Mercy had led the way down the alley blithely enough, but now she made no move to advance through the wrought iron gate to the faded red door.

“That’s where the bully comes in. He makes sure one of the gentlemen don’t take a strap to a girl.” One of Mercy’s thin shoulders lifted in a shrug. “Unless he’s paid for the privilege, o’ course.”

“Paid for the—” There were some things even Georgette couldn’t imagine. She drew a deep breath and decided that she was indeed on the “ignorant side of useful.”

And
happy
to
be
there.

She cleared her throat. “It sounds as if this bully person is there for the girls’ protection.”

“That
is
how it sounds, don’t it?” Mercy shifted her weight from one foot to the other, like a sparrow on a windowsill so shallow it hadn’t room to settle. “Only there weren’t nobody to protect us from the protector.”

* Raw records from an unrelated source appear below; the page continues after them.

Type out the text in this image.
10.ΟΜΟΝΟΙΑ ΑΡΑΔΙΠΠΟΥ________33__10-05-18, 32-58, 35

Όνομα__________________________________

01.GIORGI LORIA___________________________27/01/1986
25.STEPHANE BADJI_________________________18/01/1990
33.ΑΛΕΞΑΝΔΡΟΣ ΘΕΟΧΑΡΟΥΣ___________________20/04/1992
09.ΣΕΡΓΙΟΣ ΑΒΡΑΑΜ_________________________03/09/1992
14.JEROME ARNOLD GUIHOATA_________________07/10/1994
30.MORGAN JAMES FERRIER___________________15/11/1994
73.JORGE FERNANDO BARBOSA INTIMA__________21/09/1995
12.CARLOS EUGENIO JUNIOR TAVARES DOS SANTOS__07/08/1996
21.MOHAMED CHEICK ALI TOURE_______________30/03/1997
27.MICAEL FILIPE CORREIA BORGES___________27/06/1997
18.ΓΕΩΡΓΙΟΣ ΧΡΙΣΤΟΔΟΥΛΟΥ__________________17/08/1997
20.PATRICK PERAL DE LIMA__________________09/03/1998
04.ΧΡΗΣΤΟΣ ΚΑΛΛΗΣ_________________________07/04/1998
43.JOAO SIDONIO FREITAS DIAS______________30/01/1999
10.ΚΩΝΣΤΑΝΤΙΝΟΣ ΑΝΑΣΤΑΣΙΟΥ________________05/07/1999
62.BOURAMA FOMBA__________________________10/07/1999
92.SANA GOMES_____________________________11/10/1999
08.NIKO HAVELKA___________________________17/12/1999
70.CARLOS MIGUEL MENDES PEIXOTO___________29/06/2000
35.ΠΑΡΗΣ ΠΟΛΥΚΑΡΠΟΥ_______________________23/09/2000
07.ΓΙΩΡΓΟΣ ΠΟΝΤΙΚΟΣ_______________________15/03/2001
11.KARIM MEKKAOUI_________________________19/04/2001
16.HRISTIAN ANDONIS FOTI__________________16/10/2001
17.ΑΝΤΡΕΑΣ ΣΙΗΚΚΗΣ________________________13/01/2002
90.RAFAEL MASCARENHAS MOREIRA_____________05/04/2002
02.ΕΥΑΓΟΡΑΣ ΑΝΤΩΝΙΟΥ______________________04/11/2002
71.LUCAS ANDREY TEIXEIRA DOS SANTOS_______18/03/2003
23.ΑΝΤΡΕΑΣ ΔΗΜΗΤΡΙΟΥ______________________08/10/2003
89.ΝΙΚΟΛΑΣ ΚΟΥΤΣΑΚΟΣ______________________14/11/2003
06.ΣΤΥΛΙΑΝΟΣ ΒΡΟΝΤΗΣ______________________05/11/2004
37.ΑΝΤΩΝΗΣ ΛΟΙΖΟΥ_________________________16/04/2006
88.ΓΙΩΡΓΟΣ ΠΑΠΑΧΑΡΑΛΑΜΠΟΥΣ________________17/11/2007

Georgette put a hand to her shoulder and the little maid stilled. “I’ll protect you, Mercy. No one will ever hurt you again.”

“And you’ll do the same for Vesta?”

Georgette nodded. Whoever this bully was, he dared not lift a hand to the daughter of a marquis or anyone she wished to shelter. If he did, her father would see the blackguard imprisoned or transported before he could spit.

“Now, let’s go see if your friend would like a new life.” Georgette pushed open the creaking gate and approached the red door. When she lifted her gloved hand to knock, Mercy stopped her.

“It ain’t locked,” she whispered as she turned the knob. “And best we goes quiet-like. That way we might be out again before Mr. Duggins knows we was in.”